Odors are composed of various types of volatile organic compounds (VOCs). Accurate identification and quantification of each component in an odor mixture is crucial for effectively recording and reproducing odors. Odor discrimination is often the focus of studies in machine olfaction; however, its quantification is more challenging. This difficulty arises because the selectivity of gas sensors in a sensor array is not perfect, and increases with the number of components in the mixture. The non-ideal selectivity of gas sensors often limits quantification to binary or ternary mixtures.
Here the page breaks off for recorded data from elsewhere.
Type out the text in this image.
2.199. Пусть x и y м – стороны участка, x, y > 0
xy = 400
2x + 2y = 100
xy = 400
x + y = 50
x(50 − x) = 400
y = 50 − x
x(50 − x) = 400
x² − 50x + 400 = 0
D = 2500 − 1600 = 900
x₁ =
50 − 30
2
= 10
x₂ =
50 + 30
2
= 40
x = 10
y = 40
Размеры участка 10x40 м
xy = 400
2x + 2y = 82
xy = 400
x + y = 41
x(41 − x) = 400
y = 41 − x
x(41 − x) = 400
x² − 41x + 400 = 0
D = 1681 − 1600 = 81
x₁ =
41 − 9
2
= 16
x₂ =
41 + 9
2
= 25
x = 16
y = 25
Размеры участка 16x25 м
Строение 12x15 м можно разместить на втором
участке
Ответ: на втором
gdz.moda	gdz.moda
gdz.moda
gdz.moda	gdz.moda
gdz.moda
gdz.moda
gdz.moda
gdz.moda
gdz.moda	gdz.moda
This research presents a novel approach that combines active sensing and quartz crystal microbalance (QCM) multi-harmonic responses analysis techniques to quantify quaternary (four-component) odor mixtures. The work offers a robust, adaptive method to expand the range of odor-mixture quantification using a limited number of gas sensors.
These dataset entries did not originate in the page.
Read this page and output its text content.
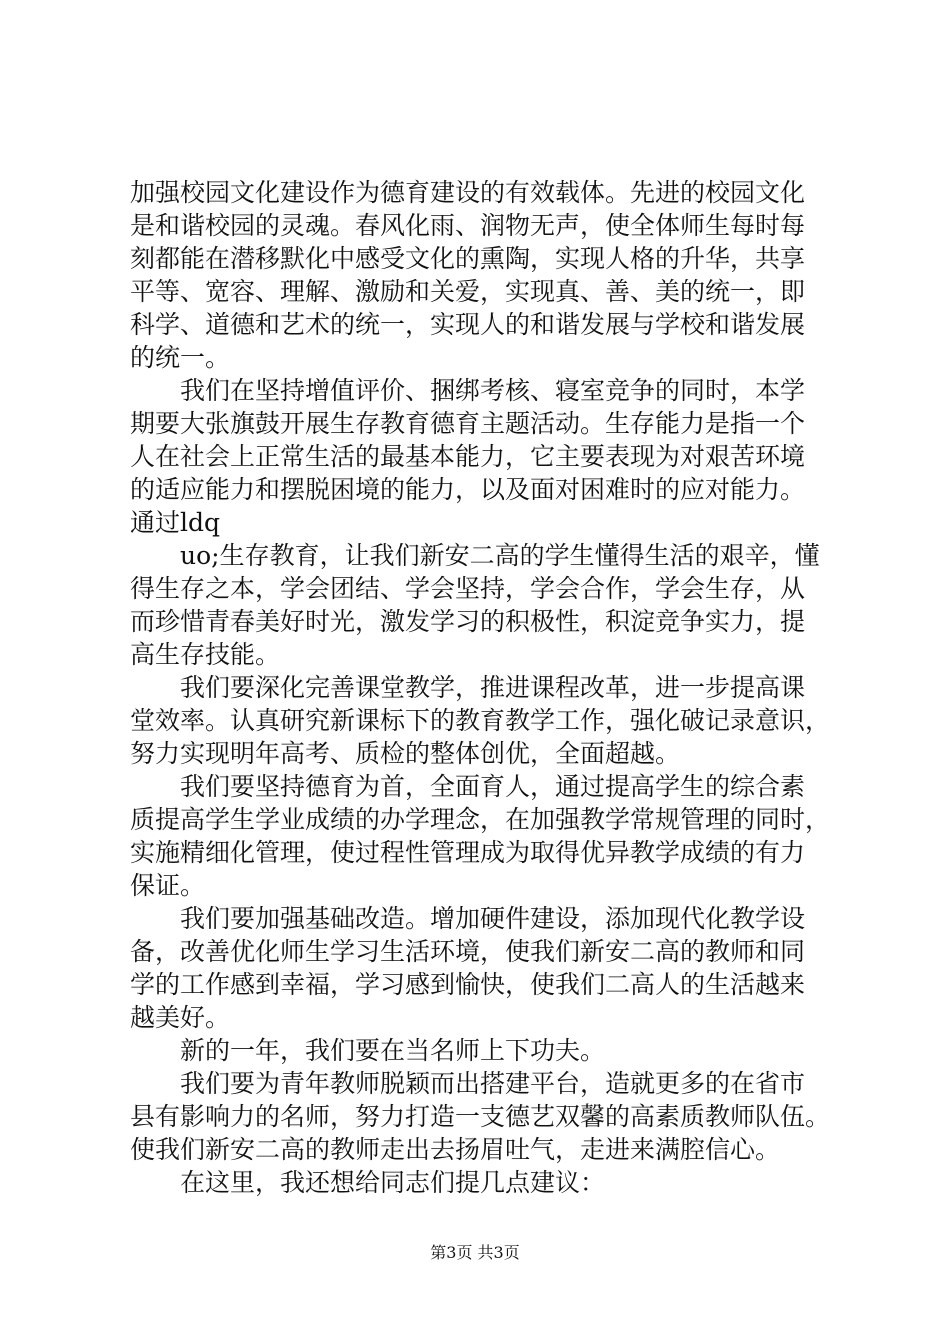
加强校园文化建设作为德育建设的有效载体。先进的校园文化
是和谐校园的灵魂。春风化雨、润物无声，使全体师生每时每
刻都能在潜移默化中感受文化的熏陶，实现人格的升华，共享
平等、宽容、理解、激励和关爱，实现真、善、美的统一，即
科学、道德和艺术的统一，实现人的和谐发展与学校和谐发展
的统一。
　　我们在坚持增值评价、捆绑考核、寝室竞争的同时，本学
期要大张旗鼓开展生存教育德育主题活动。生存能力是指一个
人在社会上正常生活的最基本能力，它主要表现为对艰苦环境
的适应能力和摆脱困境的能力，以及面对困难时的应对能力。
通过ldq
　　uo;生存教育，让我们新安二高的学生懂得生活的艰辛，懂
得生存之本，学会团结、学会坚持，学会合作，学会生存，从
而珍惜青春美好时光，激发学习的积极性，积淀竞争实力，提
高生存技能。
　　我们要深化完善课堂教学，推进课程改革，进一步提高课
堂效率。认真研究新课标下的教育教学工作，强化破记录意识，
努力实现明年高考、质检的整体创优，全面超越。
　　我们要坚持德育为首，全面育人，通过提高学生的综合素
质提高学生学业成绩的办学理念，在加强教学常规管理的同时，
实施精细化管理，使过程性管理成为取得优异教学成绩的有力
保证。
　　我们要加强基础改造。增加硬件建设，添加现代化教学设
备，改善优化师生学习生活环境，使我们新安二高的教师和同
学的工作感到幸福，学习感到愉快，使我们二高人的生活越来
越美好。
　　新的一年，我们要在当名师上下功夫。
　　我们要为青年教师脱颖而出搭建平台，造就更多的在省市
县有影响力的名师，努力打造一支德艺双馨的高素质教师队伍。
使我们新安二高的教师走出去扬眉吐气，走进来满腔信心。
　　在这里，我还想给同志们提几点建议：
第3页 共3页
The conventional passive measurement method for quantifying a gas mixture depends on a pre-calibrated inverse model. However, even a minor change in sensor aging or environmental interference can affect this model. In contrast, this system uses active sensing, which involves comparing the target odor's response patterns with those of the generated mixture. It continuously adjusts the composition of the generated mixture until the difference between the composition and the target approaches zero. This method focuses on relative differences rather than absolute sensor responses, thereby enhancing its robustness against internal and external interference.

This work uses four QCM sensors. Typically, the focus has been on measuring the fundamental resonance frequency shift of each QCM. However, by using Vector Network Analyzers (VNWAs), both frequency shifts and resistance changes of multiple odd harmonics (up to the 11th order) were measured. Although VNWAs were initially expensive and bulky, advancements have reduced their size and cost, enabling them to be used with each QCM.
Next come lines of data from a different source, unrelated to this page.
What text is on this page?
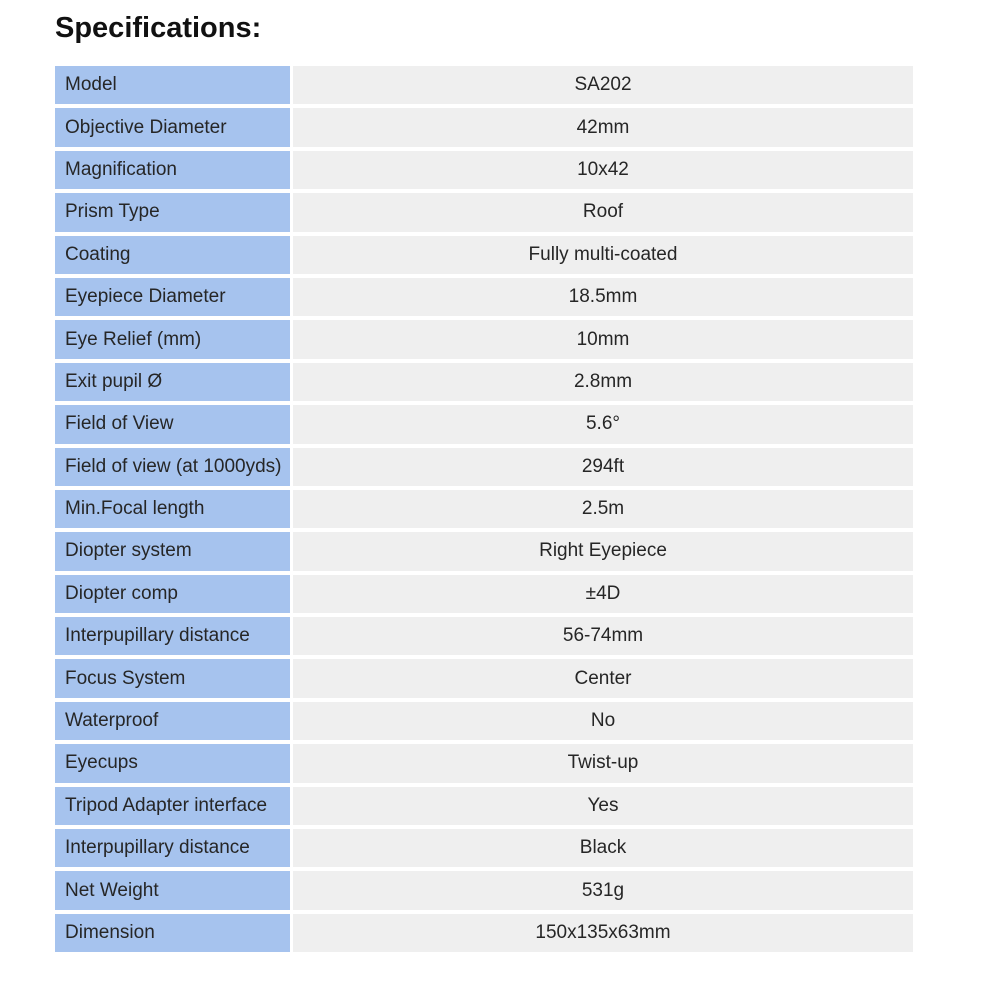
Specifications:
Model		SA202
Objective Diameter		42mm
Magnification		10x42
Prism Type		Roof
Coating		Fully multi-coated
Eyepiece Diameter		18.5mm
Eye Relief (mm)		10mm
Exit pupil Ø		2.8mm
Field of View		5.6°
Field of view (at 1000yds)		294ft
Min.Focal length		2.5m
Diopter system		Right Eyepiece
Diopter comp		±4D
Interpupillary distance		56-74mm
Focus System		Center
Waterproof		No
Eyecups		Twist-up
Tripod Adapter interface		Yes
Interpupillary distance		Black
Net Weight		531g
Dimension		150x135x63mm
This technique can capture the viscoelastic properties of the sensor coating in addition to mass loading. It effectively turns four physical sensors into a virtual sensor array. This expanded sensor array significantly enhanced the system's ability to quantify each ingredient without increasing hardware size and cost. By introducing harmonic responses to frequency shifts and resistance changes, the system achieved a 47.44% reduction in root mean square error (RMSE) for quantifying quaternary odor mixtures.

By applying active sensing and multi-harmonic QCM responses, this system quantified quaternary odor mixtures with just four QCM sensors, achieving high accuracy (average relative percentage error of 8.13%). The system's short and long-term repeatability was verified over 14 days and 1 year, respectively. The work simulated situations in which one response or one sensor fails, demonstrating the system's adaptability.

This research shows that the multi-harmonic frequency-resistance responses of QCMs can improve the selectivity of the array. This improvement expands the quantification range, increases accuracy, and enables better analysis of odor mixtures, highlighting a promising direction for electronic nose (e-nose) technology. Future work will explore the possibility of advanced odor mixtures with additional odor components and seek to enhance performance by experimenting with novel sensor coatings.